添付一覧
○あへん法の施行について
(昭和二九年七月一二日)
(発薬第一八六号)
(各都道府県知事あて厚生事務次官通達)
あへん法は、本年四月二二日法律第七一号をもつて公布、五月一日から施行され、また、同法施行規則も、本年六月二三日厚生省令第二六号をもつて、公布即日施行されるにいたつた。
本法施行の適否は、国民の保健衛生に関係するところ大なるのみならず、国際的にも影響を及ぼすものであるから、法制定の趣旨を達成するため、左記事項に御留意の上、その適切な運用を期せられたい。
なお、この通知において、あへん法を「法」と略称する。
記
一 この法律は、医療、学術研究用に供するあへんの適正な供給を図るために、けしの栽培、あへんの生産、あへんの国による輸入、輸出、収納及び一手買収を骨子とするものであるが、麻薬取締法(昭和二八年法律第一四号)とは密接な関係があるから、法の運営、就中その解釈適用に関し、常にその関連性に留意すること。
二 この法律が規整する主要な物的対象は、あへん及びけしがらであるが、これらは、従来麻薬取締法の規整を受けていたものが、全国的にこの法律の規整を受けることとなつたものであること。
三 けしについては、パパヴエル・ソムニフエルム・エル、パパヴエル・セテイゲルム・デイージーの外に、厚生大臣がけし属の植物を指定し得ることになつているが、それに相当するものは、現在発見されていないので当分指定される見込はないこと。
四 あへんに加工を施したもののうち、「医療品として加工したもの」は、具体的にはあへん末、あへんチンキ、ドーヴル散等であるが、これらは、従来どおり、麻薬取締法別表第二四号の麻薬として同法の規整を受けるものであること。
五 附則第四項中「第一二条第一項の規定による許可を受けたもの」とは、甲種研究栽培者であること。
六 法第一二条第四項中「必要な調査」とは、申請者が、法第一三条(欠格事由)及び第一四条(許可の制限)の各号列記事項に該当するか否かを調査することをいい、「意見を附して」とは、調査の結果に基いて意見を附することであること。特に法第一四条第三号から第五号までの一に該当するか否かの決定は、都道府県知事の調査及び意見が重要な要素となるので、この点について慎重に取り扱われたいこと。
七 法第一四条第三号中「けしの栽培上又は取締上不適当と認める場所」とは、その土地の土質又は気候が、けしの栽培に適しないと考えられる場所、又はその土地の環境若しくは位置から判断して、けし栽培者が事故防止のために行う警備が十分に行い難く、従つて取締が困難な場所をいうものであること。

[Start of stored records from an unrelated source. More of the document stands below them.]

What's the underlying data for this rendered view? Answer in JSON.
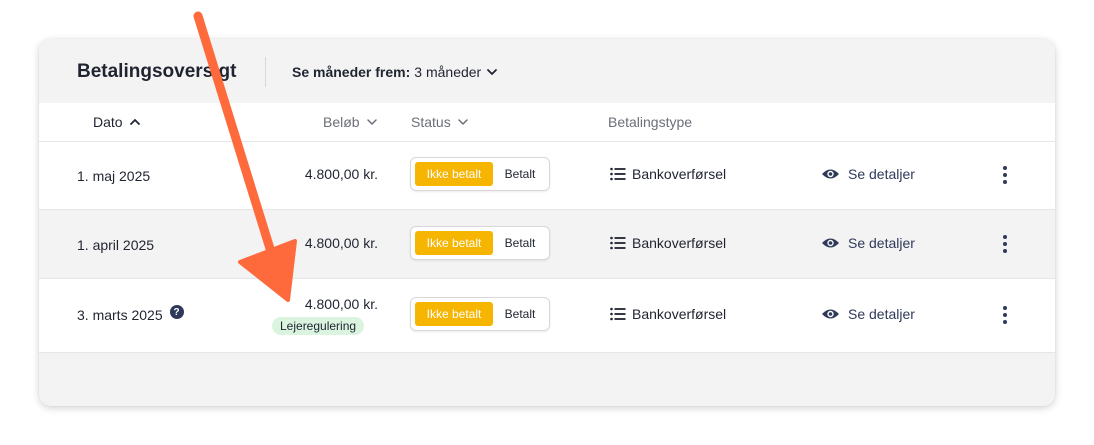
{
  "header": {
    "title": "Betalingsoversigt",
    "months_label": "Se måneder frem:",
    "months_value": "3 måneder"
  },
  "columns": {
    "dato": "Dato",
    "belob": "Beløb",
    "status": "Status",
    "type": "Betalingstype"
  },
  "rows": [
    {
      "date": "1. maj 2025",
      "amount": "4.800,00 kr.",
      "status_unpaid": "Ikke betalt",
      "status_paid": "Betalt",
      "type": "Bankoverførsel",
      "details": "Se detaljer"
    },
    {
      "date": "1. april 2025",
      "amount": "4.800,00 kr.",
      "status_unpaid": "Ikke betalt",
      "status_paid": "Betalt",
      "type": "Bankoverførsel",
      "details": "Se detaljer"
    },
    {
      "date": "3. marts 2025",
      "amount": "4.800,00 kr.",
      "badge": "Lejeregulering",
      "help_icon": "?",
      "status_unpaid": "Ikke betalt",
      "status_paid": "Betalt",
      "type": "Bankoverførsel",
      "details": "Se detaljer"
    }
  ],
  "colors": {
    "accent_unpaid": "#f6b500",
    "badge_bg": "#dbf4e0",
    "link": "#2f3a5a",
    "annotation_arrow": "#ff6a3d"
  },
  "icons": {
    "sort": "chevron-up-icon",
    "dropdown": "chevron-down-icon",
    "type": "list-icon",
    "details": "eye-icon",
    "menu": "kebab-menu-icon",
    "help": "question-circle-icon",
    "annotation": "arrow-annotation"
  }
}
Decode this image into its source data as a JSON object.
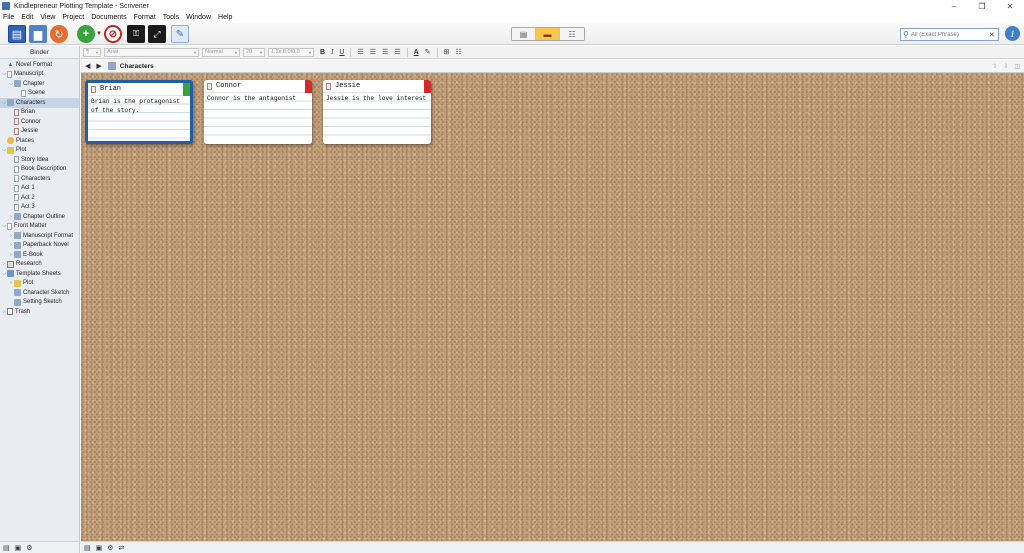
{
  "window": {
    "title": "Kindlepreneur Plotting Template - Scrivener",
    "controls": [
      "–",
      "❐",
      "✕"
    ]
  },
  "menu": [
    "File",
    "Edit",
    "View",
    "Project",
    "Documents",
    "Format",
    "Tools",
    "Window",
    "Help"
  ],
  "search": {
    "placeholder": "All (Exact Phrase)"
  },
  "binder": {
    "title": "Binder",
    "items": [
      {
        "label": "Novel Format",
        "depth": 0,
        "icon": "draft",
        "disclosure": ""
      },
      {
        "label": "Manuscript",
        "depth": 0,
        "icon": "doc",
        "disclosure": "v"
      },
      {
        "label": "Chapter",
        "depth": 1,
        "icon": "folder",
        "disclosure": "v"
      },
      {
        "label": "Scene",
        "depth": 2,
        "icon": "doc",
        "disclosure": ""
      },
      {
        "label": "Characters",
        "depth": 0,
        "icon": "folder",
        "disclosure": "v",
        "selected": true
      },
      {
        "label": "Brian",
        "depth": 1,
        "icon": "char",
        "disclosure": ""
      },
      {
        "label": "Connor",
        "depth": 1,
        "icon": "char",
        "disclosure": ""
      },
      {
        "label": "Jessie",
        "depth": 1,
        "icon": "char",
        "disclosure": ""
      },
      {
        "label": "Places",
        "depth": 0,
        "icon": "places",
        "disclosure": ""
      },
      {
        "label": "Plot",
        "depth": 0,
        "icon": "plot",
        "disclosure": "v"
      },
      {
        "label": "Story Idea",
        "depth": 1,
        "icon": "doc",
        "disclosure": ""
      },
      {
        "label": "Book Description",
        "depth": 1,
        "icon": "doc",
        "disclosure": ""
      },
      {
        "label": "Characters",
        "depth": 1,
        "icon": "doc",
        "disclosure": ""
      },
      {
        "label": "Act 1",
        "depth": 1,
        "icon": "doc",
        "disclosure": ""
      },
      {
        "label": "Act 2",
        "depth": 1,
        "icon": "doc",
        "disclosure": ""
      },
      {
        "label": "Act 3",
        "depth": 1,
        "icon": "doc",
        "disclosure": ""
      },
      {
        "label": "Chapter Outline",
        "depth": 1,
        "icon": "folder",
        "disclosure": ">"
      },
      {
        "label": "Front Matter",
        "depth": 0,
        "icon": "doc",
        "disclosure": "v"
      },
      {
        "label": "Manuscript Format",
        "depth": 1,
        "icon": "folder",
        "disclosure": ">"
      },
      {
        "label": "Paperback Novel",
        "depth": 1,
        "icon": "folder",
        "disclosure": ">"
      },
      {
        "label": "E-Book",
        "depth": 1,
        "icon": "folder",
        "disclosure": ">"
      },
      {
        "label": "Research",
        "depth": 0,
        "icon": "research",
        "disclosure": ">"
      },
      {
        "label": "Template Sheets",
        "depth": 0,
        "icon": "template",
        "disclosure": "v"
      },
      {
        "label": "Plot",
        "depth": 1,
        "icon": "plot",
        "disclosure": ">"
      },
      {
        "label": "Character Sketch",
        "depth": 1,
        "icon": "folder",
        "disclosure": ""
      },
      {
        "label": "Setting Sketch",
        "depth": 1,
        "icon": "folder",
        "disclosure": ""
      },
      {
        "label": "Trash",
        "depth": 0,
        "icon": "trash",
        "disclosure": ">"
      }
    ]
  },
  "formatbar": {
    "paragraph_style": "¶",
    "font": "Arial",
    "typeface": "Normal",
    "size": "20",
    "spacing": "1.2x 8.0/0.0",
    "bold": "B",
    "italic": "I",
    "underline": "U"
  },
  "editor": {
    "header_title": "Characters",
    "cards": [
      {
        "title": "Brian",
        "synopsis": "Brian is the protagonist of the story.",
        "label_color": "#3aa33a",
        "selected": true
      },
      {
        "title": "Connor",
        "synopsis": "Connor is the antagonist",
        "label_color": "#d22a2a",
        "selected": false
      },
      {
        "title": "Jessie",
        "synopsis": "Jessie is the love interest",
        "label_color": "#d22a2a",
        "selected": false
      }
    ]
  },
  "colors": {
    "accent": "#2e63b8",
    "selection_border": "#1d5fa8",
    "corkboard": "#c19e7a",
    "view_active": "#f7c64a"
  }
}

八 法第一四条第四号中「栽培面積が著しく狭い」とは、五畝未満をいうものであること。
九 けし栽培者が許可の要素である栽培地、栽培面積又はあへんの乾そう場、保管場を変更しようとするときは、同一都道府県の範囲内においては、あらたな許可を申請することなく、法第一八条第一項の規定により、許可の変更の申請をすればよいものであること。

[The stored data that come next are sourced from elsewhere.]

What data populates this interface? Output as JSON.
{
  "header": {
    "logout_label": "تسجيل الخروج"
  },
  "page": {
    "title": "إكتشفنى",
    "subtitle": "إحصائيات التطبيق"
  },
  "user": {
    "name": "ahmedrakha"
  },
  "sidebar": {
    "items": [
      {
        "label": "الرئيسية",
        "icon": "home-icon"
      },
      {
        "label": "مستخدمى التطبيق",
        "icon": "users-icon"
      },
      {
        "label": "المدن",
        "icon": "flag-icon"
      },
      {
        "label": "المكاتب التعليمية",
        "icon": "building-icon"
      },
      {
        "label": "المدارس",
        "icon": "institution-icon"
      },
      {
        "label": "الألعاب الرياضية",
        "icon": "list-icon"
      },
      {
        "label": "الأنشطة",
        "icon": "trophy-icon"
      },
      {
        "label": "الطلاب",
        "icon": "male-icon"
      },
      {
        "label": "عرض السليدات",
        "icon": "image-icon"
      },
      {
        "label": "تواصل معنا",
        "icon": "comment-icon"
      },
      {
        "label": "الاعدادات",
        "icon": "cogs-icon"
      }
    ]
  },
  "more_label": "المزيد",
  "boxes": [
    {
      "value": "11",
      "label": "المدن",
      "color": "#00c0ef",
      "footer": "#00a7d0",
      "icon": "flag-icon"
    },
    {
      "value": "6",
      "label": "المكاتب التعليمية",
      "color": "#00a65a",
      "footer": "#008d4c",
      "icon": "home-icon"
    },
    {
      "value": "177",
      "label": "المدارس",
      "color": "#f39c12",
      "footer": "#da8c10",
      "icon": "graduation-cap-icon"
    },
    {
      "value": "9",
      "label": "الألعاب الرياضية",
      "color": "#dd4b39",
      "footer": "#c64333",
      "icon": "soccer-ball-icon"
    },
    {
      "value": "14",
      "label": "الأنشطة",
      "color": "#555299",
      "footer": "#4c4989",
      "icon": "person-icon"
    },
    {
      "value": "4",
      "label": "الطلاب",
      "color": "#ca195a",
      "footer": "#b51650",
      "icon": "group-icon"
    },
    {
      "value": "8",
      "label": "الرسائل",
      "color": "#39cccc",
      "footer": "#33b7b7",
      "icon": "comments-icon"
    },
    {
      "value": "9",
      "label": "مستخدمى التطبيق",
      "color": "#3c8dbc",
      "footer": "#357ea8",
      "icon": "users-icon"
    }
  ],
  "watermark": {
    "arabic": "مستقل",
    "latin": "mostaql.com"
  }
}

なお、あへんの乾そう場及び保管場は、その建物が許可の要素となつているのであるから、その変更とは、その建物の位置、面積、構造等について変更をする場合をいうものであること。
一○ 国は、けし耕作者又は甲種研究栽培者が納付するあへんを収納するにあたり、便宜上、市町村ごとに納付の場所と期日とを定め、国の職員をして現地に赴かせ、収納の実務にあたらせるものであること。
一一 麻薬取締官又は麻薬取締員が法第四五条の規定により犯罪調査のため、あへん又はけしがらを譲り受ける場合は、麻薬の場合と同様、その取扱に注意せしめること。
一二 収納代金の一部支払、災害補償、売渡価格及び交付金に関する政令は、目下準備中であること。